Pharma/Biotech Business Model Innovation
When I hear/read about business model innovation in pharma/biotech, the themes generally focus on changes that would improve R&D productivity – moving discoveries from academia to industry more efficiently (some examples of university-related incubators), reproducibility of experiments, venture capital firms creating their own early stage companies, pharma moving R&D innovation external (corporate, biotech and academic).
But what if R&D turns out to be only the tip of the iceberg in the efficiency of bringing new therapies to market? What if to TRULY change the outcomes we have to address the rest of the iceberg – the business of new drugs? Recently Frank David asked where the commercial (pricing, sales, marketing) innovation is in the industry. What about the financials? Again, there has been a focus on the early investment and handoff but what about changing the business model of revenue-generating pharmaceutical companies? What if the norm for reinvestment into a pharma/biotech company changed? What would an “Amazon of pharma/biotech” look like?

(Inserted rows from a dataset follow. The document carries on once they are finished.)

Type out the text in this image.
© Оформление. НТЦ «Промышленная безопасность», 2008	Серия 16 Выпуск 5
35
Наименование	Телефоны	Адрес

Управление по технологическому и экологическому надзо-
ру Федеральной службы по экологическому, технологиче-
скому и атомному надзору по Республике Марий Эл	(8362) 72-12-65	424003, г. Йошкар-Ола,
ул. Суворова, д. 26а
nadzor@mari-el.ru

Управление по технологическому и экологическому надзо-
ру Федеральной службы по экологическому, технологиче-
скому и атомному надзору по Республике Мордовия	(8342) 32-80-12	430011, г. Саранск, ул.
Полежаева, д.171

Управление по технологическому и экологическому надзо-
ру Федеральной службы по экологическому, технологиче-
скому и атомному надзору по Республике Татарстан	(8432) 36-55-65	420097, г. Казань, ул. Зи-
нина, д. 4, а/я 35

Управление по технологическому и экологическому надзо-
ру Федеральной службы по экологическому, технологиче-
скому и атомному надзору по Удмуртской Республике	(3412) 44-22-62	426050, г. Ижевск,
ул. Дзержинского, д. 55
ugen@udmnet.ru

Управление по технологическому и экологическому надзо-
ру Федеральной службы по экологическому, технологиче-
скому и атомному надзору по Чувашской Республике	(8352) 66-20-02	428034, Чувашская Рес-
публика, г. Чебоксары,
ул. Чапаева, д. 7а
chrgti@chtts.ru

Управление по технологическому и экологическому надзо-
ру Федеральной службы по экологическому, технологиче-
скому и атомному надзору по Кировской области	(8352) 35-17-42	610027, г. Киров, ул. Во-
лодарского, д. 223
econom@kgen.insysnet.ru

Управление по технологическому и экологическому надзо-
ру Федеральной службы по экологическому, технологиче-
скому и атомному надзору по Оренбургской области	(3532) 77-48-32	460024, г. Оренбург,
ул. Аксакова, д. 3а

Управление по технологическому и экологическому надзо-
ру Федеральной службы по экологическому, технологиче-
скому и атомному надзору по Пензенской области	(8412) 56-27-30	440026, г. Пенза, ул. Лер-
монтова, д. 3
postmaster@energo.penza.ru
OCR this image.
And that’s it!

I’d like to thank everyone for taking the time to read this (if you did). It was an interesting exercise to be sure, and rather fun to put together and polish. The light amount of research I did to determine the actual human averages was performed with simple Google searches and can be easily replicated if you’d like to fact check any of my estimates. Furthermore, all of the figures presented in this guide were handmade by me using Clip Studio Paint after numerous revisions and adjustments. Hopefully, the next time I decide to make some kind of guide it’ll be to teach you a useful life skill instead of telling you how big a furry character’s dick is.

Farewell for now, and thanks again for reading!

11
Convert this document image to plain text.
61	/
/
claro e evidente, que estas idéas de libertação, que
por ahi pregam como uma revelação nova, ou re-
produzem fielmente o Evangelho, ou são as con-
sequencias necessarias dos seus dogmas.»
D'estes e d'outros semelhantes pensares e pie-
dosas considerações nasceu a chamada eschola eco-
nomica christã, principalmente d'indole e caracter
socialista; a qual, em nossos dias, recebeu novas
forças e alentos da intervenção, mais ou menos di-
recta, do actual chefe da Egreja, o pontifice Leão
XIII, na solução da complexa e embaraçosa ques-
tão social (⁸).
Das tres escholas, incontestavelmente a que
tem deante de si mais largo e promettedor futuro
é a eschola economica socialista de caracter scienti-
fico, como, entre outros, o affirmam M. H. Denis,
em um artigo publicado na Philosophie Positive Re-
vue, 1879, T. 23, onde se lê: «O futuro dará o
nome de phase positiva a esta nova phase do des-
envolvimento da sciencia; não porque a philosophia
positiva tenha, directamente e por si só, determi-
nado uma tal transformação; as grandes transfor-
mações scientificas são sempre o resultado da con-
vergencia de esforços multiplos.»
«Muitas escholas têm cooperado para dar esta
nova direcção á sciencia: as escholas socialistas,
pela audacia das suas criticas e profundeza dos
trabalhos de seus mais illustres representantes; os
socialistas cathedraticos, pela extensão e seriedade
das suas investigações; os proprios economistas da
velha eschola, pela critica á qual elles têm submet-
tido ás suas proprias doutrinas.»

I’m not suggesting recreating Amazon’s business model (Added after posting: with an eye to their revenue/investment ratio) to focus on therapeutic development but that innovation of that sort in our industry has a long way to go.
Trail of breadcrumbs…
On Sunday afternoon, I read a blog post by an assistant professor in engineering who systems biology about whether academia is truly broken or just really hard. I suggested the answer is broken – that discussing professors and students is just the part of the iceberg that we can see.
Later in the day, there was an interesting exchange with Michael Gilman, Venture Partner at Atlas Venture and CEO of two of their biotech companies, and Troy Wilson, another biotech CEO. This exchange left me thinking about the pharma industry and the iceberg.
Far too few early-stage companies think about commercialization, regulatory risk, or positioning themselves for the public markets. This is partly because founders tend to be scientists/doctors, which makes perfect sense since much of an early biotech’s life is blocking and tackling at the science level.
The fact top management doesn’t think much about those three areas is really, arguably, a problem with the Board of Directors. While executive management is obsessing about the science, Boards need to be obsessing about the rest and making sure to develop the CEO by exposing him/her to these areas so he/she can talk about it intelligently.
As to whether biotech “eating its young” is a good thing or not…
It’s a fact of life and I don’t believe the model will or even should change. One thing we do have to figure out as an industry is to educate public officials on the life cycle of our companies. We work hard to get them excited about our industry, and they have visions of all these little companies growing up to be major employers in their area. This rarely, if ever, happens. So when that little comapny becomes a medium company and gets bought, public officials are disappointed.
And while we all of us who root for hometown firms end up disappointed, those of us who know that acquisition provides capital and resources for multiple other companies need to communicate that to public officials. We need to explain why the acquisition is a good thing.
David Miller
Thanks David.
Even when comm & reg have been evaluated, small/early companies are generally focused on executing to get to next tangible milestone to get next influx of cash. Challenging to do more than dream big about how drugs should be integrated into care in that scenario.
I think your other point gets to the eventual divergence of the goals of financial investors (VC, PE, etc) and economic development professionals (community-oriented investment). In my experience, community funding is generally more limited to short term/tangible deliverables and/or limited by disconnects between what is needed and what has been written into the funding mandate.
Who can dream big and afford to execute?